Why reading in bed helps you relax
When we read before sleeping, the brain receives a gentle and enjoyable stimulus that distracts the mind from stressful thoughts. This makes it easier to release tension and prepare for rest. It’s no coincidence that many experts recommend replacing smartphones or tablets with books to read, whether physical or digital, to avoid blue light that can interfere with melatonin production.
If you have the comfort of reading on a Veradea memory mattress, the experience improves even further: proper body support reduces muscle tension and allows you to enjoy truly high-quality sleep.
Choosing the right light: warm or cool?
The most common question is about the type of lighting to use in bed: warm light or cool light? The answer is simple: warm light is best for reading in bed before sleep. Warm light has a relaxing effect on the nervous system and does not inhibit melatonin production, making it easier to fall asleep.
On the other hand, cool light tends to stimulate the brain, delaying sleep and making relaxation more difficult.

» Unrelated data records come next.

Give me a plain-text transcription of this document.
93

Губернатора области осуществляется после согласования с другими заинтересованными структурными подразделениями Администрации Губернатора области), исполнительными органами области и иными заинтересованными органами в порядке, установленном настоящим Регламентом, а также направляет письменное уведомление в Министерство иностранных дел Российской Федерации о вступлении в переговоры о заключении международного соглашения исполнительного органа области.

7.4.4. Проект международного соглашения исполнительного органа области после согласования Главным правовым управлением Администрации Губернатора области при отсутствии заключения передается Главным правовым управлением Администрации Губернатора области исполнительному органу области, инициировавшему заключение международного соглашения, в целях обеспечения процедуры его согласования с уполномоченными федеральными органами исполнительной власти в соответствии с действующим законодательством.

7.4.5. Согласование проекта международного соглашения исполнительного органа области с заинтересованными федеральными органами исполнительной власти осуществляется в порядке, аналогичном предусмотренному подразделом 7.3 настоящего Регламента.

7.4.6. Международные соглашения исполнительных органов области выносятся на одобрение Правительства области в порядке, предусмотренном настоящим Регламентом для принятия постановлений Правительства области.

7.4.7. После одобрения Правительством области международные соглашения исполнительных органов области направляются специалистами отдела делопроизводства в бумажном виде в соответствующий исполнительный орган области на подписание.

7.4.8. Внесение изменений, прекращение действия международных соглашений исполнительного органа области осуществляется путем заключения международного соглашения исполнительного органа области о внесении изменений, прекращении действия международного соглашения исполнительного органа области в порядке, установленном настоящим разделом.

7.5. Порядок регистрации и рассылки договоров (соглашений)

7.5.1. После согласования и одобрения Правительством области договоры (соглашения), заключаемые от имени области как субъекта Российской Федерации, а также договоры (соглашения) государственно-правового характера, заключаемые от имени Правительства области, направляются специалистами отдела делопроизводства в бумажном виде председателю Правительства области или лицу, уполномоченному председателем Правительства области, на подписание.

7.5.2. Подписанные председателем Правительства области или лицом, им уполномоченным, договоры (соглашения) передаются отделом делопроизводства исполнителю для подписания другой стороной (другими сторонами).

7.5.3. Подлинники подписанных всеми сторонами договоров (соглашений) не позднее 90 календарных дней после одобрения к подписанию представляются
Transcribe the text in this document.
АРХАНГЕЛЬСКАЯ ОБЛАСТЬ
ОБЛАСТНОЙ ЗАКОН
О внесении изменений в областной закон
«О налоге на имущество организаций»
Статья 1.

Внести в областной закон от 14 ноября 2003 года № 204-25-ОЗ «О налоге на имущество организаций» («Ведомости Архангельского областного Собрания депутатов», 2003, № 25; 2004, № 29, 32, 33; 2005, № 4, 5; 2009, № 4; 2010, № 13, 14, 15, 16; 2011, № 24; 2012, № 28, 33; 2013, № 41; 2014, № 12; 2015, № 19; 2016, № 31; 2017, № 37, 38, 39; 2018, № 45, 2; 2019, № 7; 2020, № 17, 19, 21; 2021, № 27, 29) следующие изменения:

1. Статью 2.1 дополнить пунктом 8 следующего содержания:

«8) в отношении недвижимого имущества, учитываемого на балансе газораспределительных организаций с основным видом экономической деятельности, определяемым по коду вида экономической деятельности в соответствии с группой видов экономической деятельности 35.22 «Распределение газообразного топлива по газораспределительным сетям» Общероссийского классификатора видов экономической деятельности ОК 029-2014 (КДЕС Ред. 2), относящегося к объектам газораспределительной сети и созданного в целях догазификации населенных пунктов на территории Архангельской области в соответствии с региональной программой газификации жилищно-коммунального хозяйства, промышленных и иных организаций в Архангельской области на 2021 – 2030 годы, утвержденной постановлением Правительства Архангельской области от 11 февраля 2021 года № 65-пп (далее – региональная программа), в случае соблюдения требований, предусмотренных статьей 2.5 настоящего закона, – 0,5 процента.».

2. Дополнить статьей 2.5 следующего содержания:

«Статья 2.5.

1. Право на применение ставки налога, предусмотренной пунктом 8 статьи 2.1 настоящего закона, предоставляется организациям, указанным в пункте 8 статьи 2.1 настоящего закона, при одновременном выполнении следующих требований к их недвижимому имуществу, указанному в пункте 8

It’s therefore important to choose a lamp for reading in bed or a night light with a warm tone, positioned to illuminate the pages without straining your eyes. In addition to traditional bedside lamps, small reading lights or compact bedside torches with warm light can help create a cozy and relaxing atmosphere.
Practical tips for effective evening reading
- Prefer physical books or eBook readers with integrated warm light to reduce exposure to blue light.
- Choose a bedside lamp with adjustable intensity to create a relaxing ambiance without straining your eyes.
- Maintain proper posture: a good cushion for reading in bed and a memory mattress help support the back and shoulders.
- Gradually release tension by dedicating at least 15 minutes to reading, avoiding overly intense stimuli or gripping stories.
- Turn on the light at the right time: warm light signals to the brain that it’s time to rest, preparing melatonin production.
In conclusion
Reading in bed is a great ally for anyone seeking quality sleep, provided attention is paid to the choice of light. Opting for well-calibrated warm light, combined with a quality mattress and a comfortable environment, can transform the evening routine into a genuinely relaxing and beneficial ritual.
Investing in a high-quality memory mattress and the right lighting solutions not only improves posture and comfort but also helps create a nightly ritual that supports rest and balances the sleep-wake cycle. A small gesture that can make a big difference for your daily energy and overall well-being.